Cuando Jesús anuncia su pasión, la posibilidad de ser
sometido por las autoridades políticas y religiosas, causa desconcierto y
alarma. Para ellos era imposible aceptar este horizonte de un Mesías
crucificado, humillado y ofendido. Es frecuente esta preocupación en los
discípulos. Por esta razón, en el relato de Marcos, el evangelista introduce
este acontecimiento simbólico, anticipador pascual, para situar los
acontecimientos de la pasión en la perspectiva definitiva de la resurrección.
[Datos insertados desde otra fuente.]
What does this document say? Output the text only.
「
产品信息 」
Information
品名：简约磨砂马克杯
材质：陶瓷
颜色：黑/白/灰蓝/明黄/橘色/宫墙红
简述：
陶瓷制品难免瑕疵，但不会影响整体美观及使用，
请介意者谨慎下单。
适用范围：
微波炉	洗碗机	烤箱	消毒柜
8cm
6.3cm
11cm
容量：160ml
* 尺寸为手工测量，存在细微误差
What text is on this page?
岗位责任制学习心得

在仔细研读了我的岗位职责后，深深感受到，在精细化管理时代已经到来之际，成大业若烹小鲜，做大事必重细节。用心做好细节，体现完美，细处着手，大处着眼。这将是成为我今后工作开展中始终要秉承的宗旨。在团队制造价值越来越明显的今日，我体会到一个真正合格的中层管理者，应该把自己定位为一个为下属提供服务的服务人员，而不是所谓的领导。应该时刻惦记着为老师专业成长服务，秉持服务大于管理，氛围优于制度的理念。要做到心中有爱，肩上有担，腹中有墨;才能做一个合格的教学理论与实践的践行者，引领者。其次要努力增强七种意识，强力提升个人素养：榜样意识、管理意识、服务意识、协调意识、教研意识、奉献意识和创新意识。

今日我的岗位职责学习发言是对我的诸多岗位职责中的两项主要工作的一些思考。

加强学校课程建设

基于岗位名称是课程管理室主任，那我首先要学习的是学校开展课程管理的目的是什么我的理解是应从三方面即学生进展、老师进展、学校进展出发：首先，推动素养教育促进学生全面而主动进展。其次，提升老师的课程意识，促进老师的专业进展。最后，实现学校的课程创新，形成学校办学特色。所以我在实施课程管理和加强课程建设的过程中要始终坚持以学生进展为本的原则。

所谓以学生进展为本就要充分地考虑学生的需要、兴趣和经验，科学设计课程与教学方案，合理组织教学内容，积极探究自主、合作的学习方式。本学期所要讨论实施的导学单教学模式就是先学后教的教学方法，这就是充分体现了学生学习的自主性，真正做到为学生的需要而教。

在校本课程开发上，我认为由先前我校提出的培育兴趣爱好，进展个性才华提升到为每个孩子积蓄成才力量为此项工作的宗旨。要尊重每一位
Nunca se nos olvide que las narraciones evangélicas no son historia literal
sino anuncios para invitar a la fe!
En un momento privilegiado de gracia, los discípulos
pudieron acceder a una visión más honda de lo que significaba aquel Jesús
humilde que caminaba con ellos como uno de tantos. La fe es la que opera esa
transfiguración; por ella, los desencantos y vacíos que frecuentemente nos
acompañan, se re-significan en la fe, se transfiguran, mostrándonos su riqueza
de sentido, su trasfondo de dimensiones trascendentes. El camino existencial
que recorremos tiene muchos sinsabores y sufrimientos, pero ellos no agotan
nuestras posibilidades, gracias al don de Dios ofrecido en Jesús toda esa
muerte se torna en vida, y la existencia humana adquiere su sentido total.
La ruta de cuaresma es, así vistas las cosas, un
itinerario de muerte a todo lo que nos envejece, a lo que nos deshumaniza, a
los que nos sustrae del prójimo, de la realidad histórica, y nos convierte a
ese modo de humanidad trascendente que Jesús porta para transfigurarnos,
haciéndonos vislumbrar el cielo nuevo y la tierra nueva.
Cuando el Padre dice: “Este es mi Hijo amado,
escúchenlo” (Marcos 9: 7), el evangelista pone en estas palabras una
afirmación cristológica esencial, él es el mediador que lleva la humanidad a la
novedad definitiva de Dios, en él quedan atrás todas nuestras precariedades,
las de la muerte y el pecado, y nos abrimos definitivamente a lo que San Pablo
llama el hombre nuevo. Caminar hacia él es la conversión.